For Berlusconi’s supporters, the multitude of charges and trials – he has already been sentenced to four years jail for tax evasion, a verdict that, like yesterday’s, is under appeal – is further evidence that the judiciary is out to get him. But rather than a witchhunt or a sign of bias, it could merely indicate that Berlusconi in his long career has been implicated in a lot of things – and that since for most of that time he has been in a position to prevent prosecutions, something of a backlog has built up.
The sex charge on its own would not discredit Berlusconi much, particularly since the woman concerned – like him – denies that any sex took place. (Not a believable denial, but one that makes it harder to see her as a victim.) But it is part of a pattern with the corruption and the other abuses of power of which he has been convicted or accused. The pattern is of a talented and successful man who used his very considerable power in his own interests, not those of his country.

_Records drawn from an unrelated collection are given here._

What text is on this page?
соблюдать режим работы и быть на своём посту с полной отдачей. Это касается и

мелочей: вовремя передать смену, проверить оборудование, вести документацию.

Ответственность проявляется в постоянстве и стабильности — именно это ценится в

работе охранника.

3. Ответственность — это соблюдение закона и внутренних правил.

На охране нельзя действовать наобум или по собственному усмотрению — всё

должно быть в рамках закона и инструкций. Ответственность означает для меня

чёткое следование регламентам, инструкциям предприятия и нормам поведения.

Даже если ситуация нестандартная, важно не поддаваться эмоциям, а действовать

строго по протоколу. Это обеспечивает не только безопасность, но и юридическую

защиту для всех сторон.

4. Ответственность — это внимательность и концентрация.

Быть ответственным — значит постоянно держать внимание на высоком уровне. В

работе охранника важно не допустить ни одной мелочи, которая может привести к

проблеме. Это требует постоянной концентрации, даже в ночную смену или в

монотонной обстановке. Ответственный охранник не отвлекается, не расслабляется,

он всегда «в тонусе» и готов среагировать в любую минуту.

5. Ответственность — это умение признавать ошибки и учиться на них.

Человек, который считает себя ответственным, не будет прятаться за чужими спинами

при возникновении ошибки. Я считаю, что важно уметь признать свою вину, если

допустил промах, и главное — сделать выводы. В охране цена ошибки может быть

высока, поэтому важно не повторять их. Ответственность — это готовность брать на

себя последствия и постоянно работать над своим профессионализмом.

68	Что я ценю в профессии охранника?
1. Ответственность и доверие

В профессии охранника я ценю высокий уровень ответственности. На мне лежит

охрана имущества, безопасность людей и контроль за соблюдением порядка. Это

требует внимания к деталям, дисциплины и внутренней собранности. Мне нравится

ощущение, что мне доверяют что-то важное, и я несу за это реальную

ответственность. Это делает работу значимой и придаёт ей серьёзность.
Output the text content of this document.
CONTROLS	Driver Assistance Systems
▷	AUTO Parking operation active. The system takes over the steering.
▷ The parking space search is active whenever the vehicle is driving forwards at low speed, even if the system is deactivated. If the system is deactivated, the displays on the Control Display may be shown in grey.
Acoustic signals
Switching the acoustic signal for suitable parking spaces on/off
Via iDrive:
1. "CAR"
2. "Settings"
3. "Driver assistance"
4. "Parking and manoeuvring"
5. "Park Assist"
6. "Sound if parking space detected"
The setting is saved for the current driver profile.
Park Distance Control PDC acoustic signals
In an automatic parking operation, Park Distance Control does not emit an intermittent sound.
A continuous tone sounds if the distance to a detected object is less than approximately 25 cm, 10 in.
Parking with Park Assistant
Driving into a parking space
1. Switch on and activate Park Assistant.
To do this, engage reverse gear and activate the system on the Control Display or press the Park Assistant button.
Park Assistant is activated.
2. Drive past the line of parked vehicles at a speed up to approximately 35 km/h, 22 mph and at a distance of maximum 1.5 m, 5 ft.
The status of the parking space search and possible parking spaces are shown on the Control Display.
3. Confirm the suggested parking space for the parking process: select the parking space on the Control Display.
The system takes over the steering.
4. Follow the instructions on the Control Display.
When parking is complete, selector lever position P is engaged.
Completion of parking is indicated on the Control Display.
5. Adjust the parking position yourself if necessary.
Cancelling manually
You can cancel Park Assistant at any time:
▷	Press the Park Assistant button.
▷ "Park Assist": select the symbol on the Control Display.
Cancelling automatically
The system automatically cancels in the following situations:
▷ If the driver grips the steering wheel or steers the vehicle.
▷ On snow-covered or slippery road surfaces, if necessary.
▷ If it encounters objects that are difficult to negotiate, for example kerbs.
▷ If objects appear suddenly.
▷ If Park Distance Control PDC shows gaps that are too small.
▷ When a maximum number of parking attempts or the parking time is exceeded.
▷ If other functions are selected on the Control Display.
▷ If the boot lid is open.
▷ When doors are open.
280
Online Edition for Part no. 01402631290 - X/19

Berlusconi’s real offence in the court of history is that at a time when Italy needed constructive and intelligent leadership, he was enjoying the perks of office and letting his country’s economy go to seed; cavorting with pretty young women and raking in money from his various conflicted business interests.
Fiddling while Rome burns, like most political misdeeds, neither is nor should be a crime in itself, but it deprives the fiddler of a lot of sympathy.
Yet it’s also worth remembering that well-meaning and conscientious rulers have done damage on a much larger scale. As I wrote two and a half years ago, “Compared to many less corrupt and more principled leaders, the harm that Berlusconi has done barely registers. … The demonstrators on the streets of Rome may not appreciate the point, but when it comes to politics, the corrupt are the least of our worries.”